Jeggy: Wenn wir an die Kirche an sich denken, denken die meisten erstmal an die katholische Kirche, zu der wir nicht gehören. Also wir arbeiten gerne ökumenisch zusammen mit katholischen Leuten. Die evangelische Kirche hat auch Probleme, aber trotzdem sind wir, also Kirchenkreis Potsdam/Berlin, ein sehr offener Raum. Natürlich gibt es immer konservative Protestanten, die Probleme mit allem Möglichen haben, aber die sind nicht die Mehrheit. Wir, als evangelische Jugend, sind deutlich links, offen und haben auch einen ökologischen und grünen Aspekt. Wir haben auch in der Kreissynode einen Antrag eingebracht für geschlechtergerechte Sprache, ein queeres und offenes Gottesbild und dass die Haupt- und Ehrenamtlichen zu sensiblen Umgang fortgebildet werden sollen. Wir wollen eine Kirche für alle sein.

Albert: Für mich lässt sich das super vereinbaren. Ich sehe gar nicht, warum sich das widersprechen sollte. Nur weil das irgendwelche alten Leute aus der Kirche behaupten, sehe ich das nicht ein. Hier in der evangelischen Jugend kann man so sein, wie man will, niemand judged einen.

Was könnt ihr anderen Queer´s auf den Weg geben?
Sophian: Sei stolz darauf, wer du bist. Wenn du dir das einmal zugestanden hast, lass es dir von niemandem wegnehmen oder kleinreden. Es gibt auf jeden Fall Menschen da draußen, die dich unterstützen und die an deiner Seite stehen. Vielleicht hast du sie noch nicht gefunden, aber ich bin mir sicher, dass du sie finden wirst. Geh deinen Weg, wie du denkst, dass es richtig ist und du wirst auf jeden Fall Support finden.
Jeggy: Du weißt am Besten, was in dir selbst vorgeht. Keine andere Person kann es so gut wissen wie du selbst und wenn du weißt, wie du bist, ist es ein riesiger Gewinn für dich selbst. Steh zu dir selbst, du bist wunderbar, so wie du bist.
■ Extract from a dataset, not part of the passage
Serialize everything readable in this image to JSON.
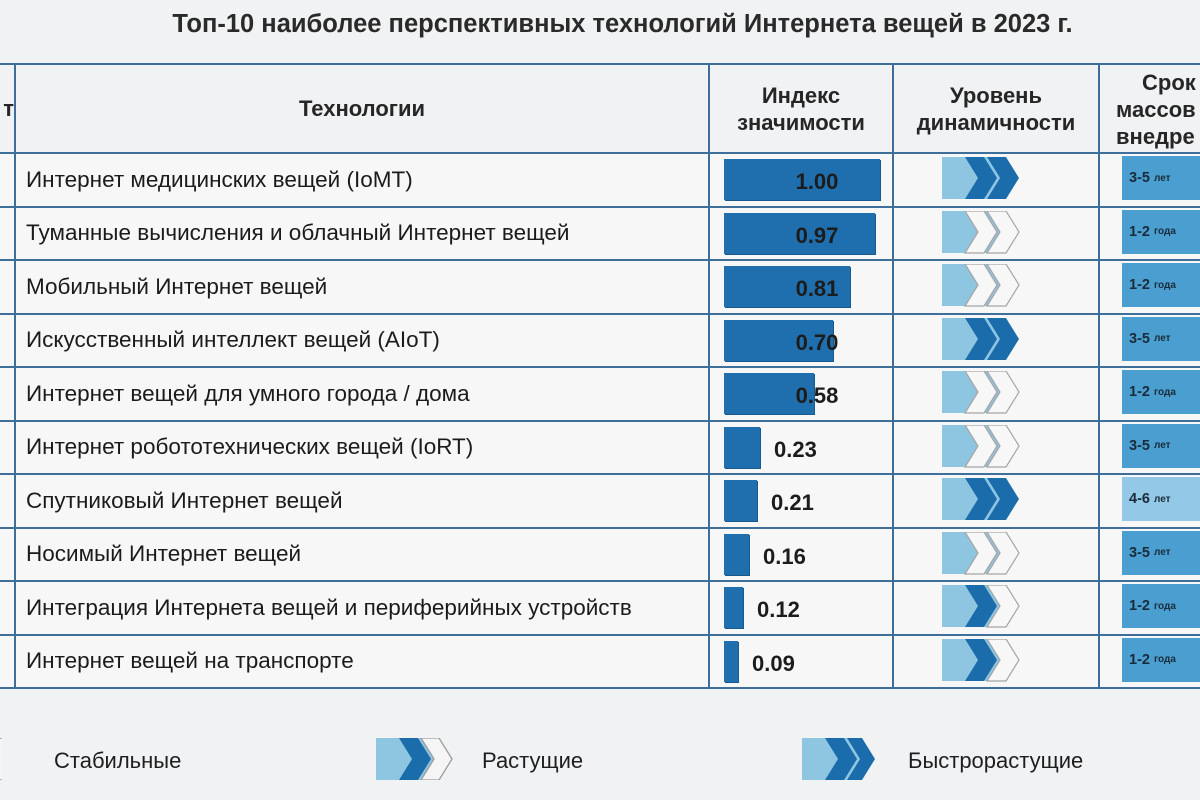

Albert: Mir hat es immer geholfen, wenn ich andere Personen habe, die schon ähnliche Sachen durch-gemacht haben oder ähnlich denken. Mit solchen Menschen zu sprechen hat mir persönlich super geholfen und das kann ich allen einfach nur ans Herz legen. Alleine um zu sehen "du bist nicht alleine mit diesen Gedanken und es gibt viele andere mit den gleichen Gedanken". Es ist voll normal, so wie du bist.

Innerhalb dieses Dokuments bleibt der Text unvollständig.